Data Missing in Multiple Item Scales: The Woozle
Recently, we have turned to examining situations in which data are missing in multiple item scales. For example, Pooh has a 7-item scale for Ursine Commitment to Honey. What happens if a bear failed to fill out two of the items (but did fill out the rest of the items)? This is a completely different situation than heffalump hunting (entire instrument missing) for two reasons. First, many organizational researchers find that they have data missing from just a few of many items measuring the same underlying thing or construct. Second, the items have moderate to relatively high intercorrelations. Thus, there is a single factor model underlying all of the responses to individual items and there is often moderate inter-item correlations to support imputation approaches. We find it extremely interesting that only a few researchers have delineated heffalumps and woozles (e.g., Downey & King, 1998; Roth, Switzer, & Switzer, 1999) and the delineation of these two different situations is only recently starting to emerge in many individuals’ thinking.
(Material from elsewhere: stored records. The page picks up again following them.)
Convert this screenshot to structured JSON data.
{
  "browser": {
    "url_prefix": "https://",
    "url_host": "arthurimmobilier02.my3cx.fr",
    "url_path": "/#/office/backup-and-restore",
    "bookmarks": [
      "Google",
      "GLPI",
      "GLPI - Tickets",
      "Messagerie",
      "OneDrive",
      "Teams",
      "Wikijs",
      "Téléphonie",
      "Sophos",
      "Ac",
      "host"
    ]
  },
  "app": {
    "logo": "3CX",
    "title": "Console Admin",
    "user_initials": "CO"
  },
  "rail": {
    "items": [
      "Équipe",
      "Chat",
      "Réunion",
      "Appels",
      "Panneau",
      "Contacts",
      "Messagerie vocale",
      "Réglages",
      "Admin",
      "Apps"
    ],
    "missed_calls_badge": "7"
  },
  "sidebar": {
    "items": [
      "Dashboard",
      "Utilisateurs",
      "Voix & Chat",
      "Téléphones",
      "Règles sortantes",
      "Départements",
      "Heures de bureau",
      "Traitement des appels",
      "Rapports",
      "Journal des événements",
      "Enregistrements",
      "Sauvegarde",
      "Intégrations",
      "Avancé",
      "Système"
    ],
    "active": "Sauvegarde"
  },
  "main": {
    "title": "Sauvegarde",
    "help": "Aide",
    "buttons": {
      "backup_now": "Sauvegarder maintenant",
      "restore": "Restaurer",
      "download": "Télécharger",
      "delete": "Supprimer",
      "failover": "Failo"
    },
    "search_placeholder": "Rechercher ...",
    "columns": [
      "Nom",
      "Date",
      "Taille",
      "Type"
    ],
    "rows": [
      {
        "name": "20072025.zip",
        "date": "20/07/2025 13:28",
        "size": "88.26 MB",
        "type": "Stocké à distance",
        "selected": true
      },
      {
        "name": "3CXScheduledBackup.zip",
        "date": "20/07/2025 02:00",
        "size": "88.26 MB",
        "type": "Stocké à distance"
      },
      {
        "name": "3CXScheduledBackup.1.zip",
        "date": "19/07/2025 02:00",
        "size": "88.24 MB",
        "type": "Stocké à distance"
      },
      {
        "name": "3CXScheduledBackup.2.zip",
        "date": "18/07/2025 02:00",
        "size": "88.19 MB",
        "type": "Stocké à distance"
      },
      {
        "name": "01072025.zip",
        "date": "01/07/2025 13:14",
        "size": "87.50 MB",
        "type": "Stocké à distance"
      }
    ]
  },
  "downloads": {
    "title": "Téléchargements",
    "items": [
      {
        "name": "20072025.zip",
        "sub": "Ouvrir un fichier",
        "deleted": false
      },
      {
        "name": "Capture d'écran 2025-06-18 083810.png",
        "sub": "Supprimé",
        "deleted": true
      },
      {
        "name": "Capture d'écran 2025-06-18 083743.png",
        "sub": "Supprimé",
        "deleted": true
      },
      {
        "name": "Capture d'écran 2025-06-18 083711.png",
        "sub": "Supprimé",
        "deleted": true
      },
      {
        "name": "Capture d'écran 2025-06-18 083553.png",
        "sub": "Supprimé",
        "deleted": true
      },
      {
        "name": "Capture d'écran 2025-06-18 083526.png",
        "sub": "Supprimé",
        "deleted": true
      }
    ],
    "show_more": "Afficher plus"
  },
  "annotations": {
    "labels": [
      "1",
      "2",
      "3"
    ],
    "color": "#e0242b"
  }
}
We believe researchers should strongly consider which safari they are embarking on as they consider how to deal with missing data.
While the basic missing data techniques are somewhat similar, their implementation and the results are somewhat different for the woozle safari. Listwise deletion is more problematic because missing one item in a scale results in missing the scale score, which results in eliminating the entire case. Given that there are more items to miss, missing data “cascades” from item to scale score to measure of covariance into a potentially greater problem. Thus, the problem of power could become acute even with relatively little missing data. Likewise, pairwise deletion is problematic. One missing item means the total scale score is lost and all statistical procedures that need the scale score delete that case (e.g. multiple regression, etc.).
At the same time that deletion approaches become less attractive, imputation approaches become more attractive because of the multiple items that are designed to measure the same underlying construct. There are several relatively simple ways one could impute items on your scale.
Pooh could use regression imputation. In the case of missing items, imputation procedures now occur within the multiple measures of the same construct. As such, Pooh would develop a regression equation based on cases in which he had complete data. For example, let’s say 12 bears did not answer the first two items on the commitment scale. Pooh develops a regression equation in which the five items that were universally answered are the independent variables. The two unanswered items would be the dependent variables. Pooh then uses the equation to impute the values for the unanswered items. Once he imputed these items we could add up all the items for a scale score (or otherwise score the items) and continue with any analyses he wanted to conduct. While this explanation is quite straightforward, the number of regression equations needed to implement this approach to a moderate sized data set can be large and unwieldy if proper software is not available.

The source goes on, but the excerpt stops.